Geographic distance is, in theory, not a concern when designing a vSAN stretched cluster. The key requirement is the latency between the respective sites. VMware requires a maximum latency of no more than 5 ms RTT (Round-Trip Time) between data sites and no more than 200 ms RTT between data sites and the witness host. As long as the latency requirements are met, there is no restriction on geographic distance.
As discussed earlier, vSAN stretched cluster requires three disparate sites, and each site must communicate on the management, vSAN, VM, and vSphere vMotion networks. Detailed networking design is beyond the scope of this document. However, to minimize uncertainty with the implementation, VMware recommends that providers implement a stretched L2 between the data sites, and a L3 configuration between the data sites and the witness site.
In the example illustrated in the following figure, the choice was made to use a virtual witness connected over L3 with static routes. The witness is deployed on a physical ESXi host with two preconfigured networks for the management and vSAN networks, respectively. The data sites are connected by way of stretched L2 which backs the management, vSAN, VM, and vSphere vMotion networks.

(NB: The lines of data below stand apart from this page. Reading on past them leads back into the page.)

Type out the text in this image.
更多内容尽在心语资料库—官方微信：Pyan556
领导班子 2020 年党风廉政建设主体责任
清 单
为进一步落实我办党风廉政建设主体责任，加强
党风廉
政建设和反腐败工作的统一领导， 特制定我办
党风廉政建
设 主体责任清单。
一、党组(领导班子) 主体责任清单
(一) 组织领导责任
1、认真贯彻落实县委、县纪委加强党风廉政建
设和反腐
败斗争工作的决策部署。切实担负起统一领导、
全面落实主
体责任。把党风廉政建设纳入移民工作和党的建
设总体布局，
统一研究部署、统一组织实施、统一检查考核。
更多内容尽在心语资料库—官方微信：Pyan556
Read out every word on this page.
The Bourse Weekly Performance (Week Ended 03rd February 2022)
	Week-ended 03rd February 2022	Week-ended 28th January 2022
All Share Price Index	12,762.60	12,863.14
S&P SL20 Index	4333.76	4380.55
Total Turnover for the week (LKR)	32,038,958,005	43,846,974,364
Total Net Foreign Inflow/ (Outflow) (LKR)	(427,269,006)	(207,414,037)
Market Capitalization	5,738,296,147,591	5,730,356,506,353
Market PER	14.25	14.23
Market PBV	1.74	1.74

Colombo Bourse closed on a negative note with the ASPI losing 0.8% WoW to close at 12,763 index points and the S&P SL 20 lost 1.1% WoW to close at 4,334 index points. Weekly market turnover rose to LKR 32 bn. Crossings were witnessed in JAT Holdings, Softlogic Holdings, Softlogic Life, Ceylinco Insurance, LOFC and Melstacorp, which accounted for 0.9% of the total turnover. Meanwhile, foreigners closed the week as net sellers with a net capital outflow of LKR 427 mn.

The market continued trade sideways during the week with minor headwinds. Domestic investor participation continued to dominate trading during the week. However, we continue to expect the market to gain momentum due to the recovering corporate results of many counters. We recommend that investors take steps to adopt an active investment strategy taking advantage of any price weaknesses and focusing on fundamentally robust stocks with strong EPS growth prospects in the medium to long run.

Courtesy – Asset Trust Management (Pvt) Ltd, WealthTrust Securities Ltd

All hosts in the cluster must be able to successfully communicate, and to facilitate this communication, static routes must be configured (per host) between the data hosts in Site A and B, and the witness host in Site C, for vSAN traffic to flow between the data sites and witness site.
Figure 32. Network Connectivity for Stretched Cluster
 
Ultimately, the success and design considerations of a specific vSAN stretched cluster implementation depend upon many factors ranging from choice of topology to the physical capabilities of a provider’s networking infrastructure.
With vSAN 6.2, stretched clusters have been enhanced to simplify the creation of the configuration. A new graphical configuration wizard assists with the configuration as appropriate. vSAN stretched clustering is a specific configuration implemented in environments where disaster/downtime avoidance is a key requirement. However, the maximum number of hosts in a stretch cluster configuration remains at 31, where Site 1 contains 15 hosts, Site 2 contains 15 hosts, and site 3 contains the witness host or virtual appliances.
For detailed guidance on designing a vSAN stretch cluster, consult the VMware Virtual SAN 6.1 Stretched Cluster & 2 Node Guide at https://www.vmware.com/content/dam/digitalmarketing/vmware/en/pdf/techpaper/VMware-Virtual-SAN-6.1-Stretched-Cluster-Guide.pdf.